Gdybym był paranoikiem (albo uważałbym, że Majcherek ma dośc mózgu na stworzenie takiej koncepcji), uznałbym komentowane przeze mnie brednie za wyraz perfidnego planu. Według mnie, jest dokładnie odwrotnie niż twierdzi jego socjologiczna mość: ludzie z wykształceniem ścisłym są przyzwyczajeni do logiki i mają znacznie mniejszą skłonność do przyjmowania czegokolwiek na wiarę (chyba że nie biorą analitycznej części mózgu idąc, powiedzmy, na wybory – ale to osobna kwestia). Chemiczna reakcja nie zacznie przebiegać inaczej wskutek większej empatii badacza, strony równania muszą się zgadzać, kod musi się poprawnie skompilować…

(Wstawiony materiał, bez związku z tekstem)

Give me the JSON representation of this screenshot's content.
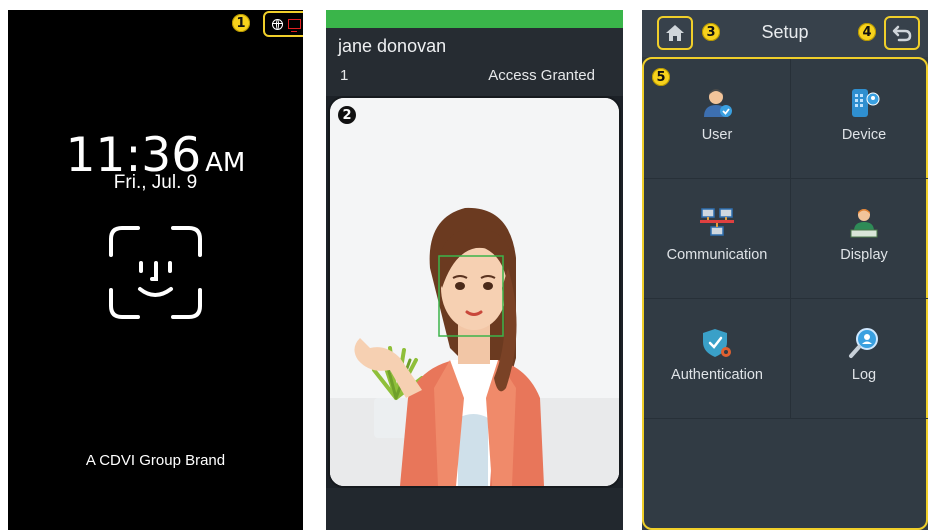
{
  "idle": {
    "time": "11:36",
    "ampm": "AM",
    "date": "Fri., Jul. 9",
    "brand": "A CDVI Group Brand",
    "badge": "1"
  },
  "access": {
    "user_name": "jane donovan",
    "user_id": "1",
    "status": "Access Granted",
    "badge": "2",
    "status_color": "#3ab54a"
  },
  "setup": {
    "title": "Setup",
    "badge_home": "3",
    "badge_back": "4",
    "badge_grid": "5",
    "items": [
      {
        "label": "User",
        "icon": "user-icon"
      },
      {
        "label": "Device",
        "icon": "device-icon"
      },
      {
        "label": "Communication",
        "icon": "communication-icon"
      },
      {
        "label": "Display",
        "icon": "display-icon"
      },
      {
        "label": "Authentication",
        "icon": "authentication-icon"
      },
      {
        "label": "Log",
        "icon": "log-icon"
      }
    ],
    "highlight_color": "#f0cf2a"
  }
}
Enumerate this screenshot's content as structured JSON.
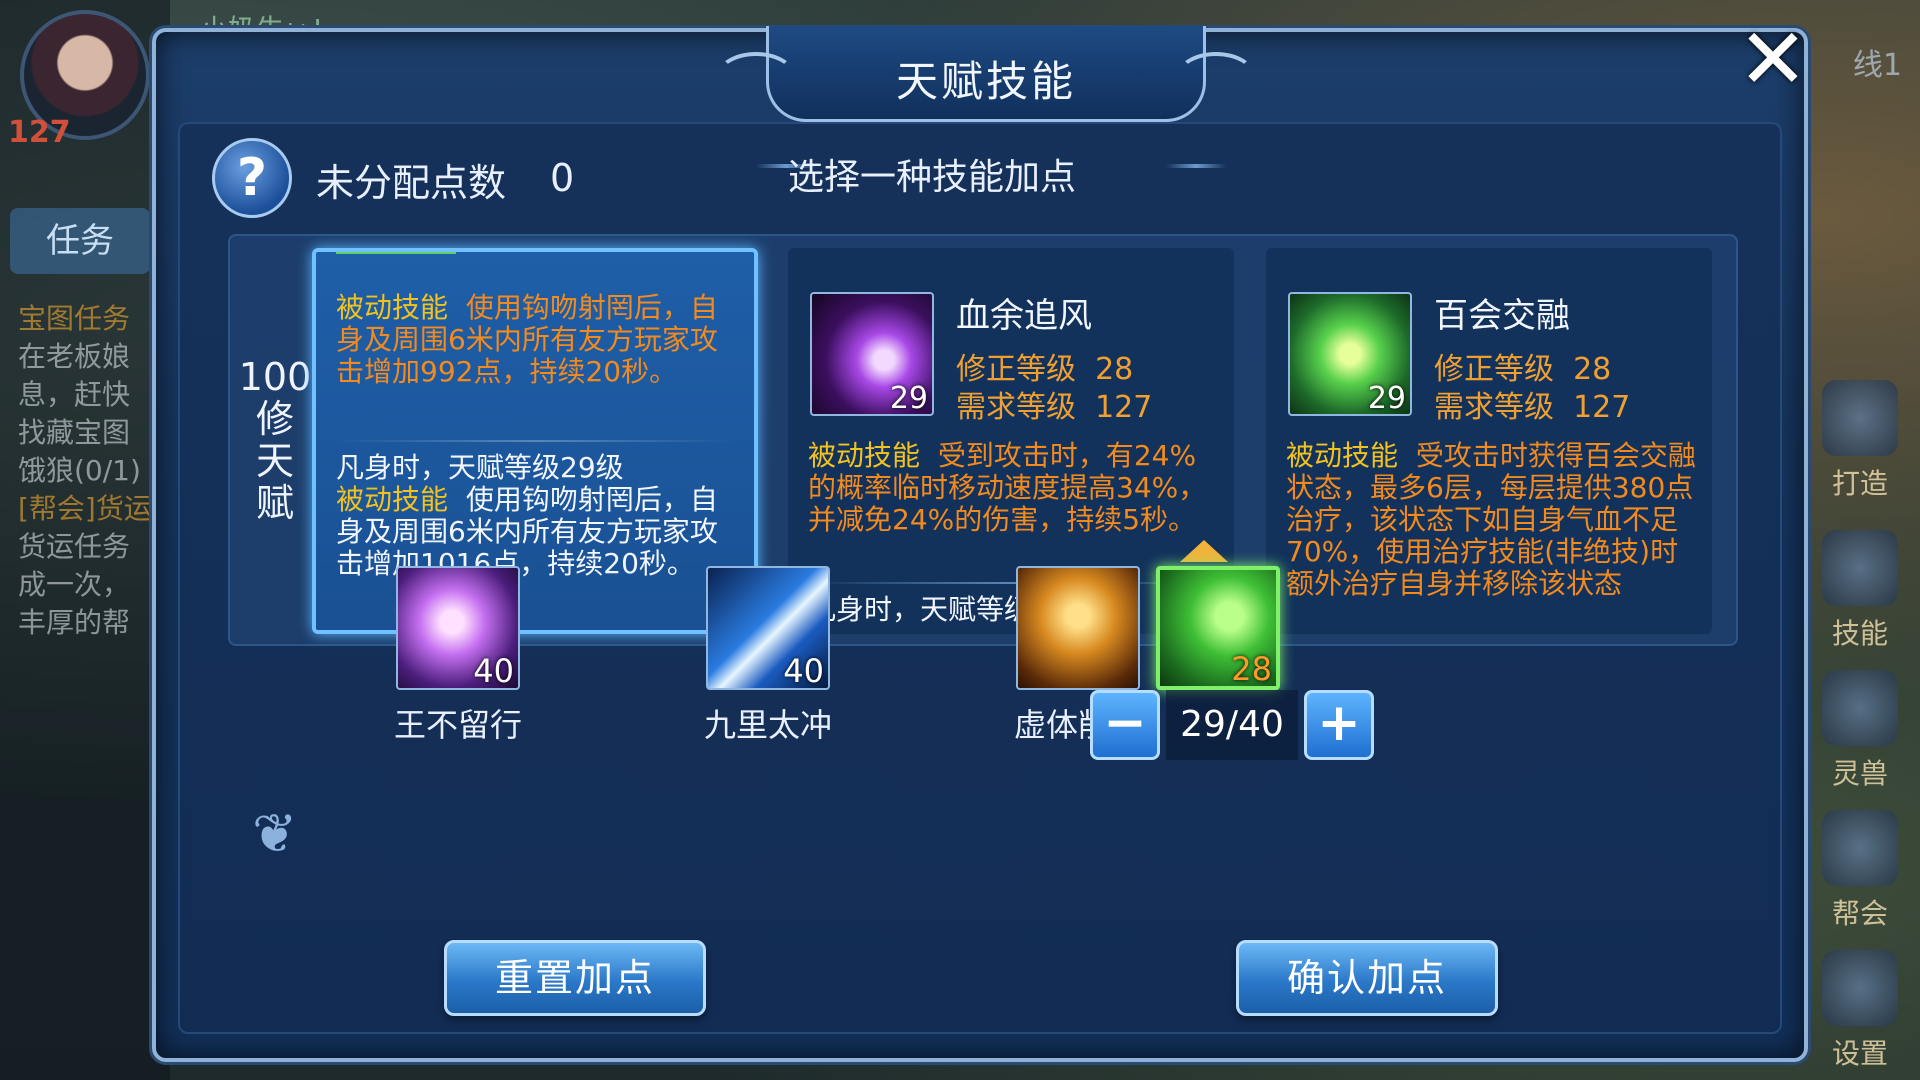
{
  "background": {
    "player_name": "小奶牛ぃ!",
    "player_level": "127",
    "task_tab": "任务",
    "task_lines": [
      "宝图任务",
      "在老板娘",
      "息，赶快",
      "找藏宝图",
      "饿狼(0/1)",
      "[帮会]货运",
      "货运任务",
      "成一次，",
      "丰厚的帮"
    ],
    "server_line": "线1",
    "right_menu": [
      "打造",
      "技能",
      "灵兽",
      "帮会",
      "设置"
    ]
  },
  "dialog": {
    "title": "天赋技能",
    "close_icon": "close-icon",
    "help_icon": "question-icon",
    "unassigned_label": "未分配点数",
    "unassigned_value": "0",
    "choose_hint": "选择一种技能加点"
  },
  "talent_tier": {
    "label_lines": [
      "100",
      "修",
      "天",
      "赋"
    ]
  },
  "cards": [
    {
      "selected": true,
      "desc_tag": "被动技能",
      "desc": "使用钩吻射罔后，自身及周围6米内所有友方玩家攻击增加992点，持续20秒。",
      "next_level_title": "凡身时，天赋等级29级",
      "next_tag": "被动技能",
      "next_desc": "使用钩吻射罔后，自身及周围6米内所有友方玩家攻击增加1016点，持续20秒。"
    },
    {
      "selected": false,
      "name": "血余追风",
      "icon_level": "29",
      "fix_level_label": "修正等级",
      "fix_level": "28",
      "req_level_label": "需求等级",
      "req_level": "127",
      "desc_tag": "被动技能",
      "desc": "受到攻击时，有24%的概率临时移动速度提高34%，并减免24%的伤害，持续5秒。",
      "next_level_title": "凡身时，天赋等级29级"
    },
    {
      "selected": false,
      "name": "百会交融",
      "icon_level": "29",
      "fix_level_label": "修正等级",
      "fix_level": "28",
      "req_level_label": "需求等级",
      "req_level": "127",
      "desc_tag": "被动技能",
      "desc": "受攻击时获得百会交融状态，最多6层，每层提供380点治疗，该状态下如自身气血不足70%，使用治疗技能(非绝技)时额外治疗自身并移除该状态"
    }
  ],
  "skills": [
    {
      "name": "王不留行",
      "level": "40",
      "icon": "lightning-hand-icon"
    },
    {
      "name": "九里太冲",
      "level": "40",
      "icon": "light-beam-icon"
    },
    {
      "name": "虚体削骨",
      "level": "",
      "icon": "crouching-figure-icon"
    },
    {
      "name": "",
      "level": "28",
      "icon": "green-stones-icon"
    }
  ],
  "stepper": {
    "minus": "−",
    "value": "29/40",
    "plus": "+"
  },
  "footer": {
    "reset_label": "重置加点",
    "confirm_label": "确认加点"
  }
}
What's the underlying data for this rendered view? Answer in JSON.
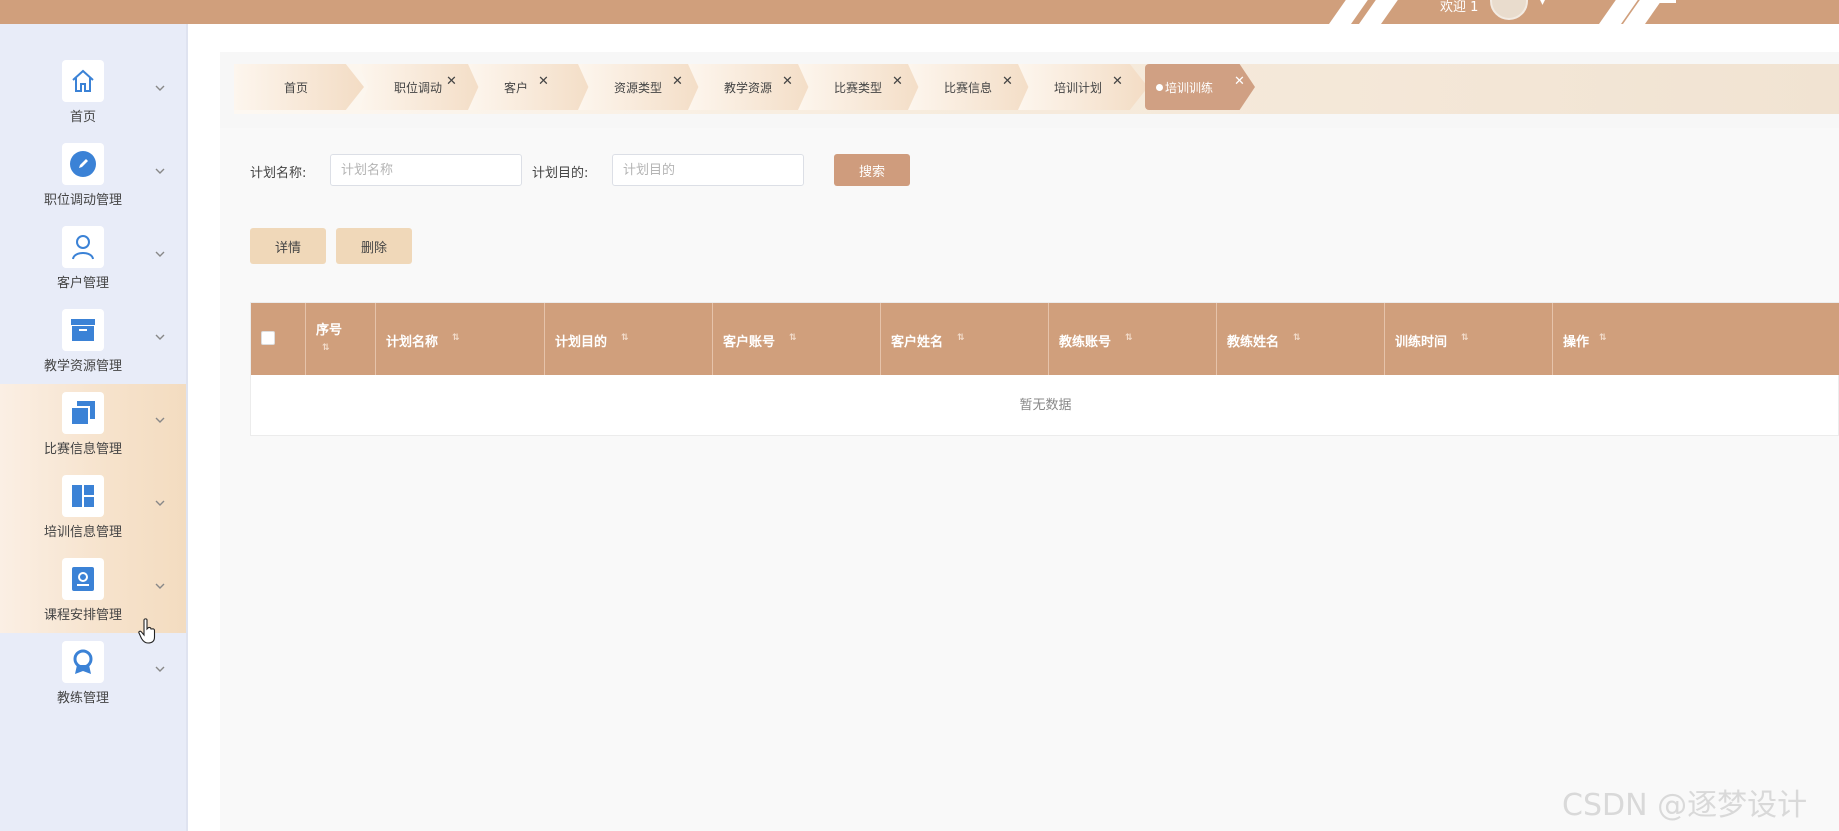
{
  "topbar": {
    "welcome": "欢迎 1"
  },
  "sidebar": {
    "items": [
      {
        "label": "首页",
        "icon": "home-icon",
        "active": false
      },
      {
        "label": "职位调动管理",
        "icon": "edit-icon",
        "active": false
      },
      {
        "label": "客户管理",
        "icon": "user-icon",
        "active": false
      },
      {
        "label": "教学资源管理",
        "icon": "archive-icon",
        "active": false
      },
      {
        "label": "比赛信息管理",
        "icon": "copy-icon",
        "active": true
      },
      {
        "label": "培训信息管理",
        "icon": "layout-icon",
        "active": true
      },
      {
        "label": "课程安排管理",
        "icon": "id-card-icon",
        "active": true
      },
      {
        "label": "教练管理",
        "icon": "badge-icon",
        "active": false
      }
    ]
  },
  "tabs": [
    {
      "label": "首页",
      "closable": false
    },
    {
      "label": "职位调动",
      "closable": true
    },
    {
      "label": "客户",
      "closable": true
    },
    {
      "label": "资源类型",
      "closable": true
    },
    {
      "label": "教学资源",
      "closable": true
    },
    {
      "label": "比赛类型",
      "closable": true
    },
    {
      "label": "比赛信息",
      "closable": true
    },
    {
      "label": "培训计划",
      "closable": true
    },
    {
      "label": "培训训练",
      "closable": true,
      "active": true
    }
  ],
  "search": {
    "plan_name_label": "计划名称:",
    "plan_name_placeholder": "计划名称",
    "plan_goal_label": "计划目的:",
    "plan_goal_placeholder": "计划目的",
    "search_button": "搜索"
  },
  "actions": {
    "details": "详情",
    "delete": "删除"
  },
  "table": {
    "columns": [
      "序号",
      "计划名称",
      "计划目的",
      "客户账号",
      "客户姓名",
      "教练账号",
      "教练姓名",
      "训练时间",
      "操作"
    ],
    "empty_text": "暂无数据"
  },
  "watermark": "CSDN @逐梦设计",
  "colors": {
    "accent": "#d09f7c",
    "sidebar_bg": "#e8ecf8",
    "icon_blue": "#3b82d6",
    "action_button": "#f0d8b9"
  }
}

A jeśli coś nie działa, to gdzieś jest błąd – i “ścisłowiec” zacznie go szukać. Dobrym potwierdzeniem tej tezy są dla mnie wspomnienia ludzi zmuszonych za komuny do zdawania egzaminów z ekonomii politycznej socjalizmu (starszych czytelników proszę o korektę jeśli pokręciłem nazwę przedmiotu): wszyscy zgodnie mówią, że logiki nie było w tym za grosz, więc triumfy święciła zasada trzech “z” – zakuć, zdać, zapomnieć. Formułujący te bzdury “naukowcy” mają się po dziś dzień świetnie, a wnioski odnośnie tego kto miał rację, proszę sobie z historii po 1989 wyciągnąć samodzielnie (dla majcherkopodobnych: socjalizm upadł gospodarczo, bo był wewnętrznie sprzeczny).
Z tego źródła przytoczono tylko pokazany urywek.